A wavelet perspective on variabilities of hydrological processes in conjunction with geomorphic analysis over the Pearl River basin in South China

Abstract

Basin response to precipitation variability by terrestrial hydrological processes may be manifested at different timescales and vary from one basin to another. A quantitative grasp of natural variability modulation is desirable for characterizing basin tendency or vulnerability on floods and droughts; quantification is not always straightforward, however. Using a macro-scale hydrological model, the Variable Infiltration Capacity (VIC) model, the hydrological time series (runoff, soil moisture, and evapotranspiration) were obtained for the 10 sub-basins over the Pearl River basin in South China for the period 1952–2000. A continuous wavelet transform was used to identify the characteristics of the temporal scales of basin-featured extreme events and related multiple-scale variabilities.

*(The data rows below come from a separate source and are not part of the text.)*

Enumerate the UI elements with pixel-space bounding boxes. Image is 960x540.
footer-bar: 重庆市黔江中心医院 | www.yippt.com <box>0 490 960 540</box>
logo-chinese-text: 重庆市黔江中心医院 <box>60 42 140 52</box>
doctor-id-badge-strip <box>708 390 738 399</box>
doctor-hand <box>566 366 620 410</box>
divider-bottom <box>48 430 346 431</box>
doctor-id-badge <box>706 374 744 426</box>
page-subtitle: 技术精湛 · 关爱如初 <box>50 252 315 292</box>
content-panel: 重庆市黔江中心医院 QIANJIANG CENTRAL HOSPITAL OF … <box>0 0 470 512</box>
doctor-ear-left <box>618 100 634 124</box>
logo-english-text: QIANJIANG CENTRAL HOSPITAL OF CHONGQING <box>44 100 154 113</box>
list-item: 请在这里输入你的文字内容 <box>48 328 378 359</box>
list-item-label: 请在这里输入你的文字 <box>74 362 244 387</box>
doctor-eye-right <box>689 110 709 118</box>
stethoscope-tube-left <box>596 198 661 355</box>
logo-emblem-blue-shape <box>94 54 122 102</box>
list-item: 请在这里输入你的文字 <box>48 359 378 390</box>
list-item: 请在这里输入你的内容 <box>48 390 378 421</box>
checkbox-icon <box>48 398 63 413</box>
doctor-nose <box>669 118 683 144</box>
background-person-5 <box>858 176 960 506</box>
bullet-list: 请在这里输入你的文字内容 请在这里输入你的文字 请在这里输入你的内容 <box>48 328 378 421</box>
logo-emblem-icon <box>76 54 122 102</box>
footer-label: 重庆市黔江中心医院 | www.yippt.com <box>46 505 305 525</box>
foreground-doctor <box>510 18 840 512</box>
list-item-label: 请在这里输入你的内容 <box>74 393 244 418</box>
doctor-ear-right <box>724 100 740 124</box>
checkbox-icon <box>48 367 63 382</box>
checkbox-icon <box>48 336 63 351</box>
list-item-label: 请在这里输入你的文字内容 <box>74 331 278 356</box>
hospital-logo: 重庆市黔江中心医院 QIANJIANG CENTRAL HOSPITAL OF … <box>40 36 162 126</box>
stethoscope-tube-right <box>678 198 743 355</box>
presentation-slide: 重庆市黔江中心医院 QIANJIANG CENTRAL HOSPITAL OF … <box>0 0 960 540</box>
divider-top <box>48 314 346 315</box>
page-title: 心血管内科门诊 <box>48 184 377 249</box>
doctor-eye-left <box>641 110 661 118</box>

By use of wavelet coherence analysis and rank correlation method, the cross correlations of monthly anomalies of hydrological processes were examined. The results showed that the runoff correlated most with, and the evapotranspiration had less response to, the precipitation variability. The analyzed results revealed that the attenuation effect of runoff in response to precipitation variability was mainly within the timescale of 2 yr in the Pearl River basin. The soil moisture variability can extend precipitation variation along with timescales. With understanding of the variability features of the terrestrial hydrological processes, this paper showed one geomorphic index, a basin form factor (FF), can represent the wavelet-based indices for high- and low-frequency responses to precipitation variability. It was found that, for a sub-basin with a higher FF value, precipitation variability can be represented more by runoff variability at less than 2-yr timescales; such a sub-basin is apt to have serious floods. With a lower FF value, a sub-basin has longer memory of soil moisture, leading to severe droughts during dry periods. This finding would be valuable to evaluate the tendency on occurrence of floods and droughts in the Pearl River basin, a humid region, which may be transferable to other basins in the globe.